Prokaryotic Responses to Estuarine Coalescence Contribute to Planktonic Community Assembly in a Mediterranean Nutrient-Rich Estuary

Abstract

In the marine coastal environment, freshwater and seawater coalescing communities are facing a complex set of abiotic and biotic cross-influences. This study aimed at evaluating the respective influences of blending and prokaryotic dynamics on community structure. For that, the surface salinity gradient of a nutrient-rich estuary (Arno River, Mediterranean Sea, Italy) was sampled at regular salinity intervals. When considering the whole length of the estuary and community-scale beta diversity metrics, a relatively smooth transition from freshwater to the sea was observed.

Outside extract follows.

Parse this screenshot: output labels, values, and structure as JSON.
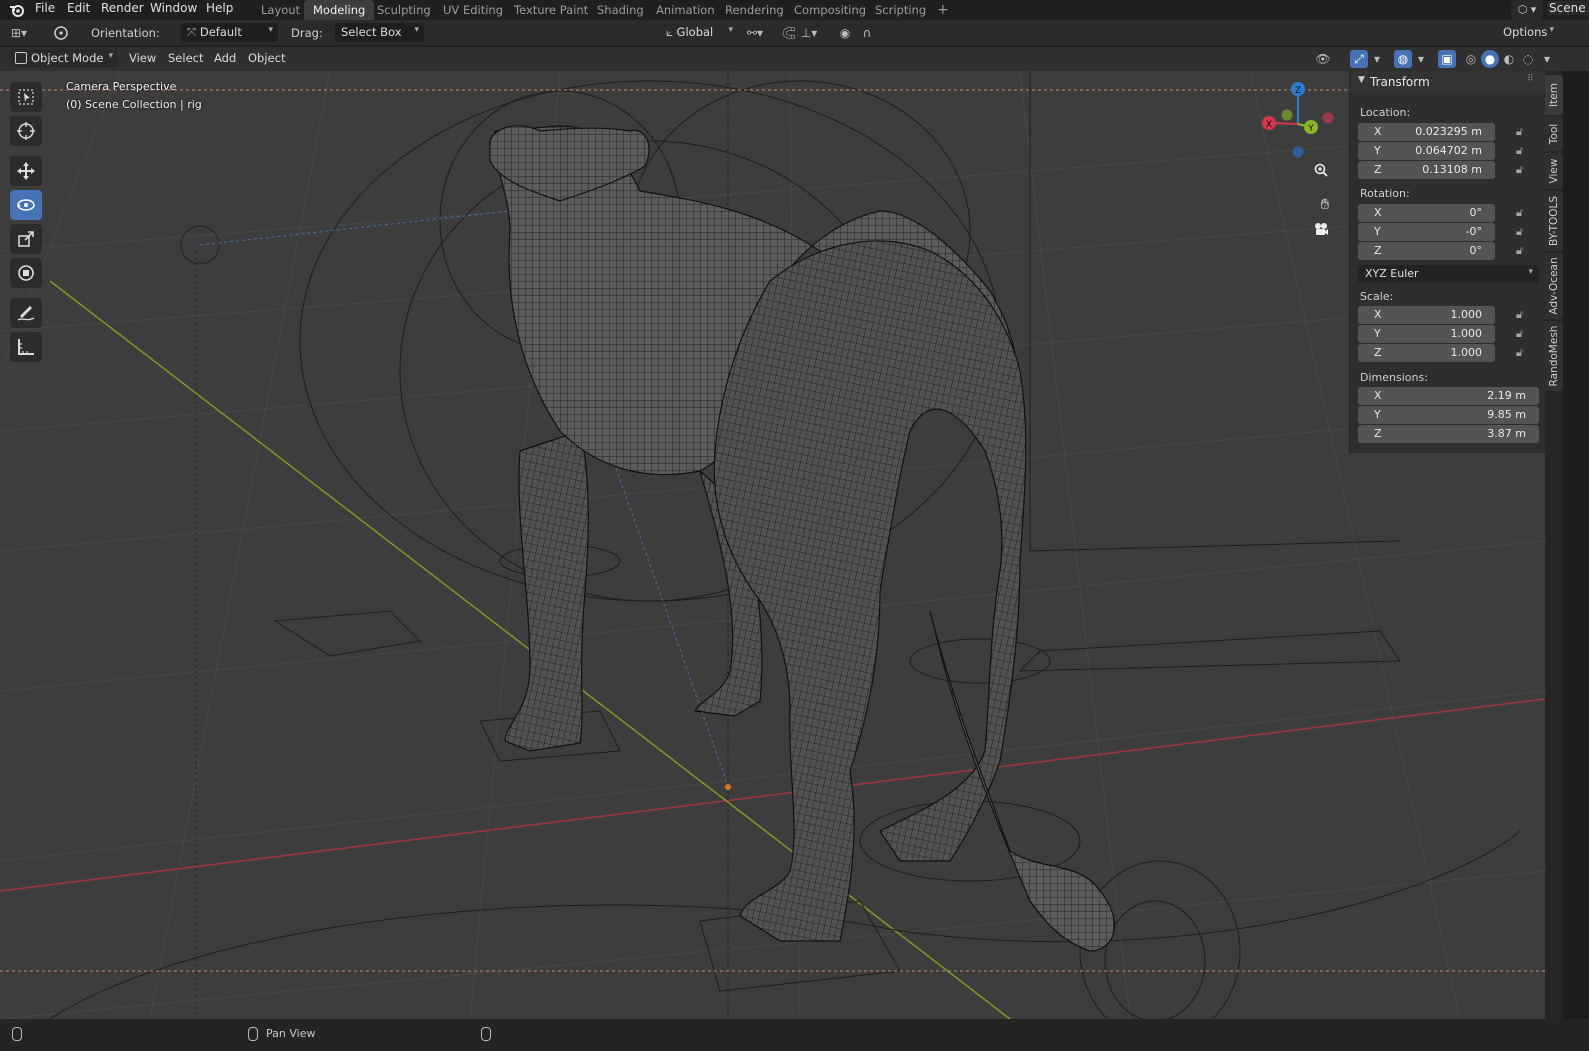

Abiotic variability associated with salinity was the predominant constraint on the community structure, and the distribution of most taxa reflected their blending. However, while most of the dissolved substances enriched in freshwater experienced progressive dilution with seawater, heterotrophic prokaryotes demonstrated an important growth at intermediate salinity, interpreted as a heterotrophic assimilation of freshwater inputs by a few opportunistic marine taxa. The distribution of a number of taxa was significantly affected by variations in heterotrophic prokaryotes abundance, suggesting a putative influence of competitive interactions at intermediate salinities. A succession of different bacterial winners was observed from upstream to downstream, as well as losers represented by freshwater copiotrophs accompanied by some marine oligotrophs. Hence, coalescence drove a localized but major functional response of heterotrophic bacteria at intermediate salinity, hidden behind a majority of passively mixed bacterial taxa. This work paves the way for a stronger consideration of the trophic requirements of bacterial taxa to better understand community assembly in estuaries.